Quelques jours après, on m'a isolé dans une cellule où je couchais sur un bat-flanc de bois. J'avais un baquet d'aisances et une cuvette de fer. La prison était tout en haut de la ville et, par une petite fenêtre, je [Meursault] pouvais voir la mer. C'est un jour que j'étais agrippé aux barreaux, mon visage tendu vers la lumière, qu'un gardien est entré et m'a dit que j'avais une visite. J'ai pensé que c'était Marie. C'était bien elle.
Question
How does the clause come to mean what it means? Is it from the transitive or the reflexive use of the verb agripper?
Background
I am afraid the question will not make much sense without the following explanation of the difficulty I am having.
The difficulty is that my (anyone's) usual strategy for dealing with a French passive did not work, which is to understand that the grammatical subject actually receives the action of the verb (in its active transitive sense). For example, if I saw il est fini, I would think il received finishing.
Applying that strategy to the Camus clause gave me Meursault getting grabbed by someone, which was not right.
So I had to explore doing something with s'agripper. First of all, it seemed to me that s'agripper was not like s'étonner.

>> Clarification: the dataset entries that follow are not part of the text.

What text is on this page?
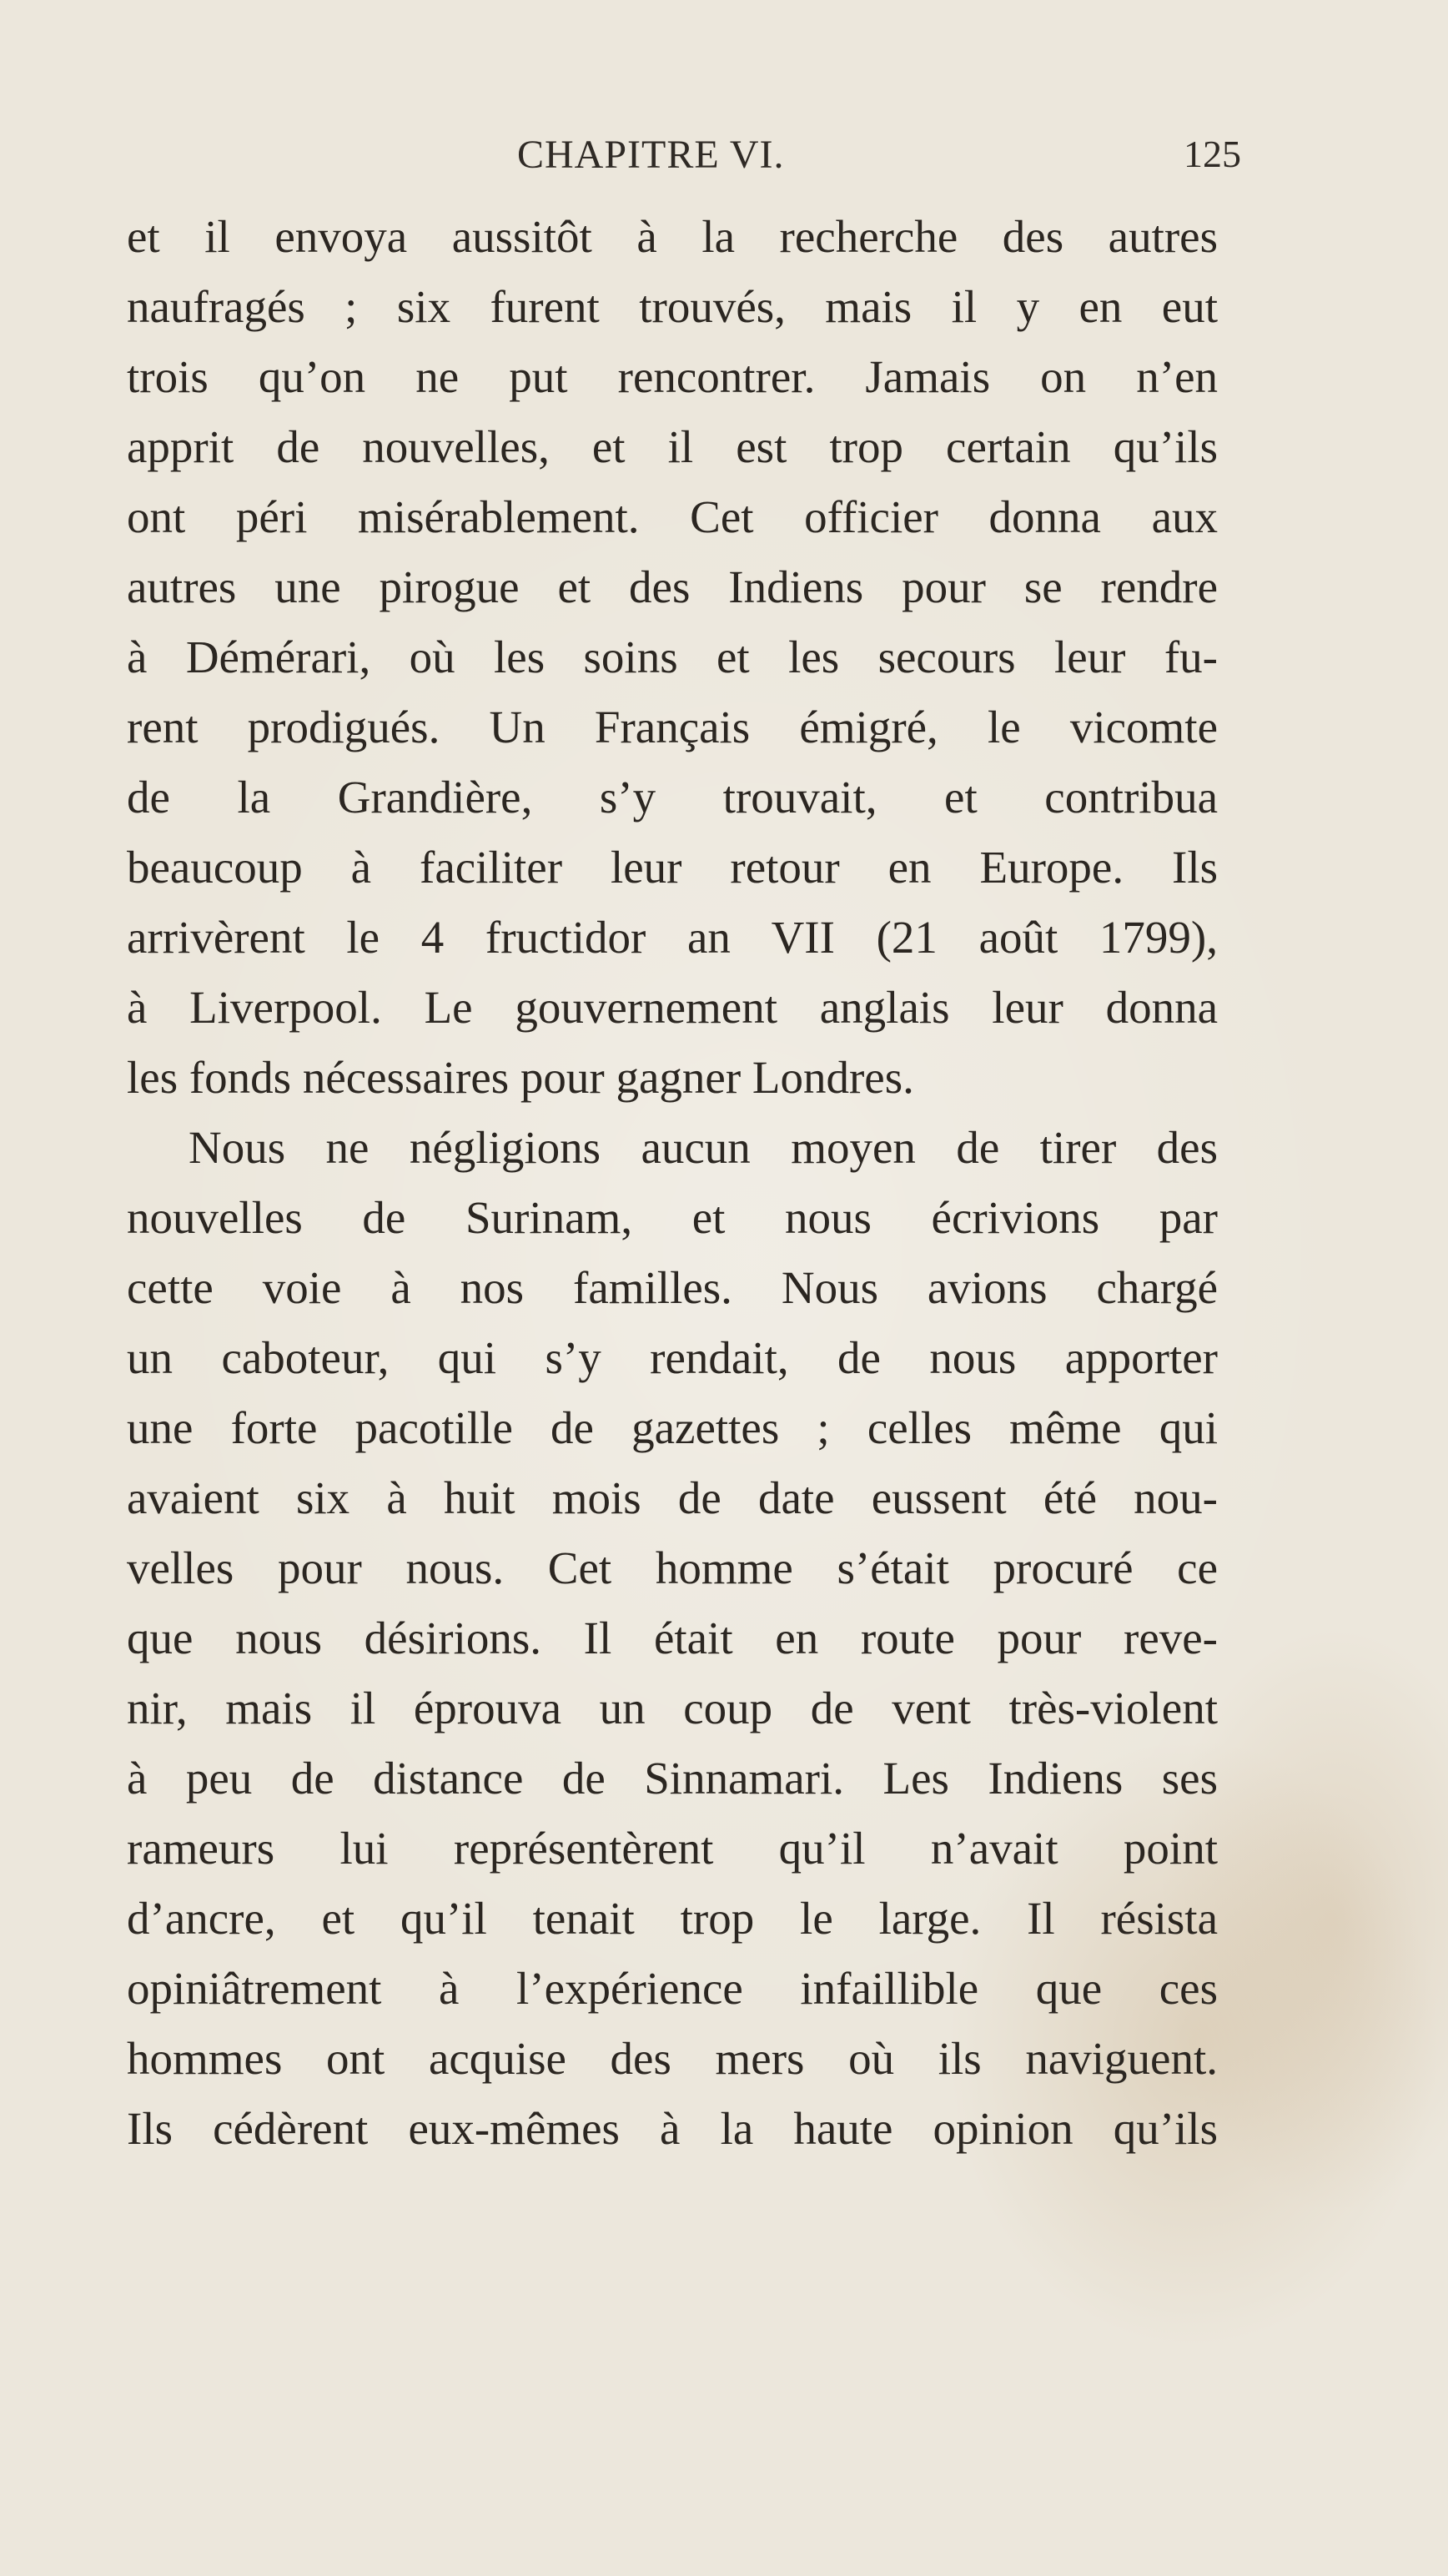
CHAPITRE VI.	125
et il envoya aussitôt à la recherche des autres
naufragés ; six furent trouvés, mais il y en eut
trois qu’on ne put rencontrer. Jamais on n’en
apprit de nouvelles, et il est trop certain qu’ils
ont péri misérablement. Cet officier donna aux
autres une pirogue et des Indiens pour se rendre
à Démérari, où les soins et les secours leur fu-
rent prodigués. Un Français émigré, le vicomte
de la Grandière, s’y trouvait, et contribua
beaucoup à faciliter leur retour en Europe. Ils
arrivèrent le 4 fructidor an VII (21 août 1799),
à Liverpool. Le gouvernement anglais leur donna
les fonds nécessaires pour gagner Londres.
Nous ne négligions aucun moyen de tirer des
nouvelles de Surinam, et nous écrivions par
cette voie à nos familles. Nous avions chargé
un caboteur, qui s’y rendait, de nous apporter
une forte pacotille de gazettes ; celles même qui
avaient six à huit mois de date eussent été nou-
velles pour nous. Cet homme s’était procuré ce
que nous désirions. Il était en route pour reve-
nir, mais il éprouva un coup de vent très-violent
à peu de distance de Sinnamari. Les Indiens ses
rameurs lui représentèrent qu’il n’avait point
d’ancre, et qu’il tenait trop le large. Il résista
opiniâtrement à l’expérience infaillible que ces
hommes ont acquise des mers où ils naviguent.
Ils cédèrent eux-mêmes à la haute opinion qu’ils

The sense of s'étonner comes from (is related to) that of étonner in a more straightforward way. If vous vous étonnez then presumably you would be surprised. So this element of result or condition remains in the sense of s'étonner though we don't think the grammatical subject did some self-surprising.

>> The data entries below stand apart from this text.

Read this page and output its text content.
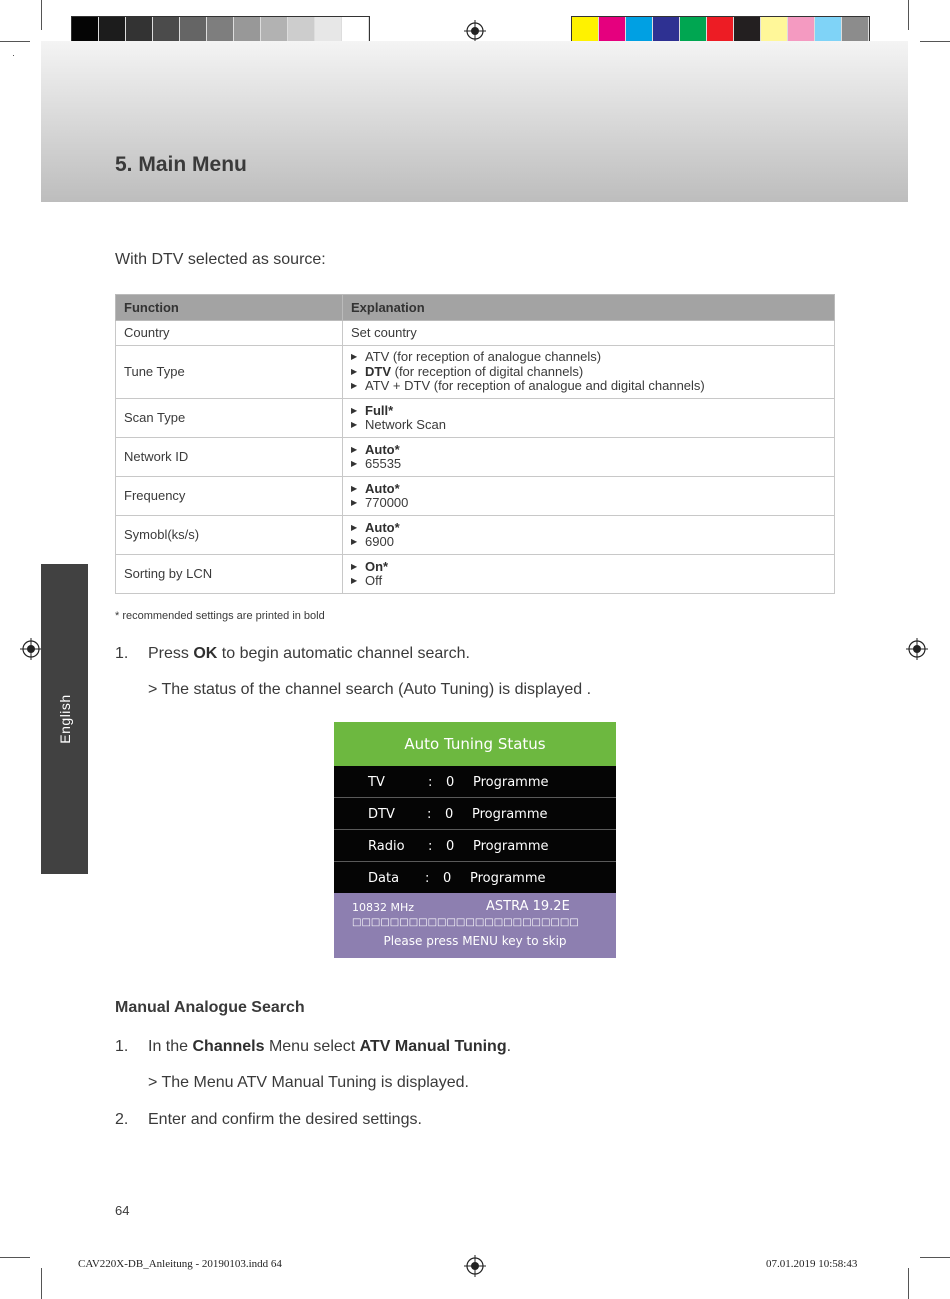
5. Main Menu
English
With DTV selected as source:
Function	Explanation
Country	Set country
Tune Type	▶ ATV (for reception of analogue channels)
▶ DTV (for reception of digital channels)
▶ ATV + DTV (for reception of analogue and digital channels)

Scan Type	▶ Full*
▶ Network Scan

Network ID	▶ Auto*
▶ 65535

Frequency	▶ Auto*
▶ 770000

Symobl(ks/s)	▶ Auto*
▶ 6900

Sorting by LCN	▶ On*
▶ Off
* recommended settings are printed in bold
1. Press OK to begin automatic channel search.
> The status of the channel search (Auto Tuning) is displayed .
Auto Tuning Status
TV	: 0 Programme
DTV : 0 Programme
Radio : 0 Programme
Data : 0 Programme
10832 MHz	ASTRA 19.2E
□□□□□□□□□□□□□□□□□□□□□□□□
Please press MENU key to skip
Manual Analogue Search
1. In the Channels Menu select ATV Manual Tuning.
> The Menu ATV Manual Tuning is displayed.
2. Enter and confirm the desired settings.
64
CAV220X-DB_Anleitung - 20190103.indd 64	07.01.2019 10:58:43
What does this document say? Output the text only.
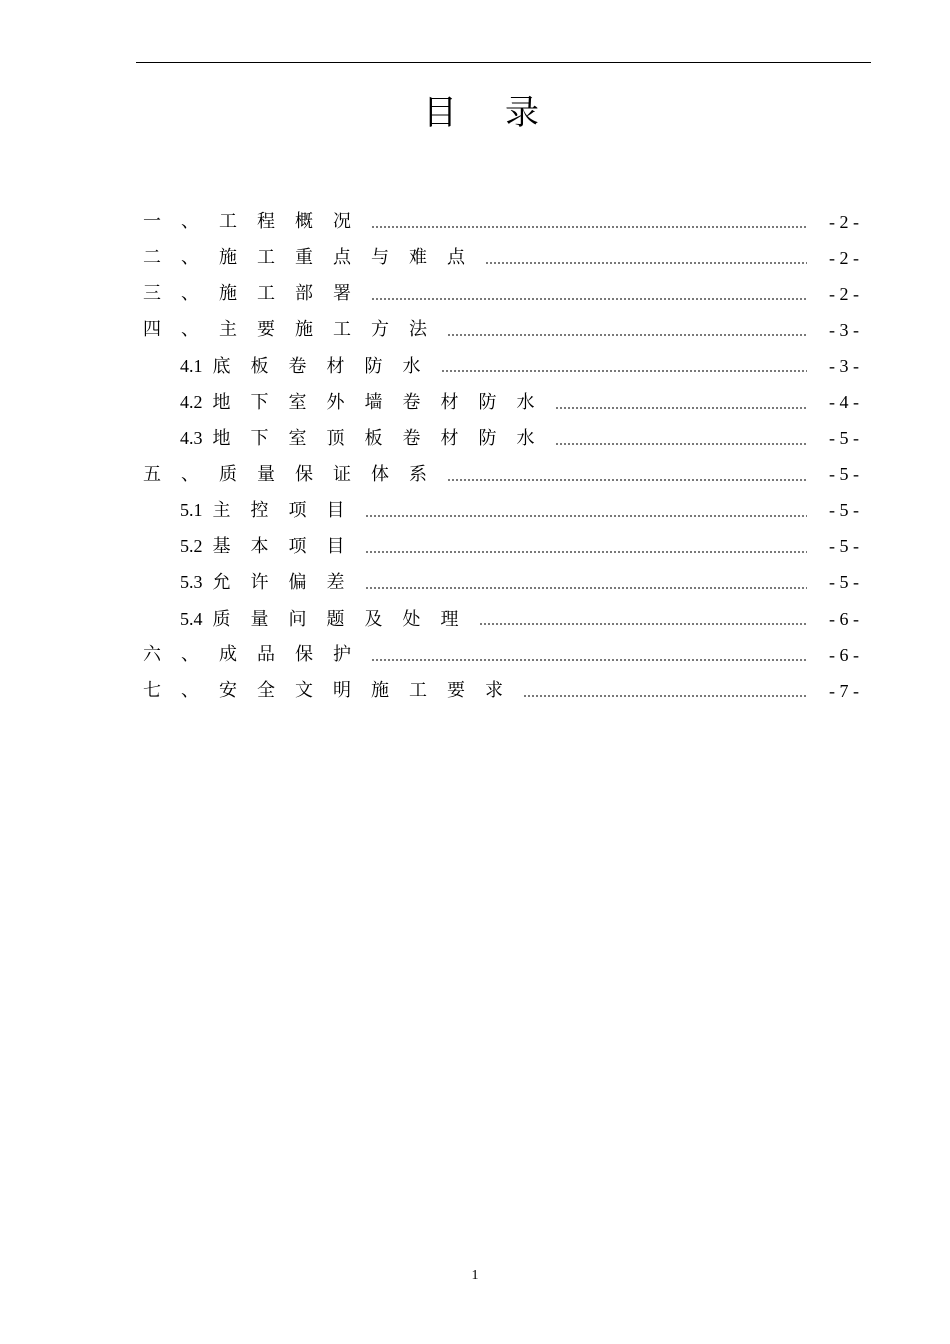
目录
一、工程概况	- 2 -
二、施工重点与难点	- 2 -
三、施工部署	- 2 -
四、主要施工方法	- 3 -
4.1 底板卷材防水	- 3 -
4.2 地下室外墙卷材防水	- 4 -
4.3 地下室顶板卷材防水	- 5 -
五、质量保证体系	- 5 -
5.1 主控项目	- 5 -
5.2 基本项目	- 5 -
5.3 允许偏差	- 5 -
5.4 质量问题及处理	- 6 -
六、成品保护	- 6 -
七、安全文明施工要求	- 7 -
1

But s'agripper cannot derive from (or be related to) agripper in the same way. When someone s'agrippe it does not follow that he is grabbed by any person or thing. The relevant sense of agripper in s'agripper would rather appear to be something like putting someone in a state of grabbing. (So je m'agrippe aux barreaux is I put myself in the state of grabbing the bars.) And this is the sense that seems to work with the Camus clause. It gives us: I had been put in the state of grabbing the bars.
In sum: The transitive use of agripper gave me no way of understanding the Camus clause. The reflexive use seemed to lend itself to one.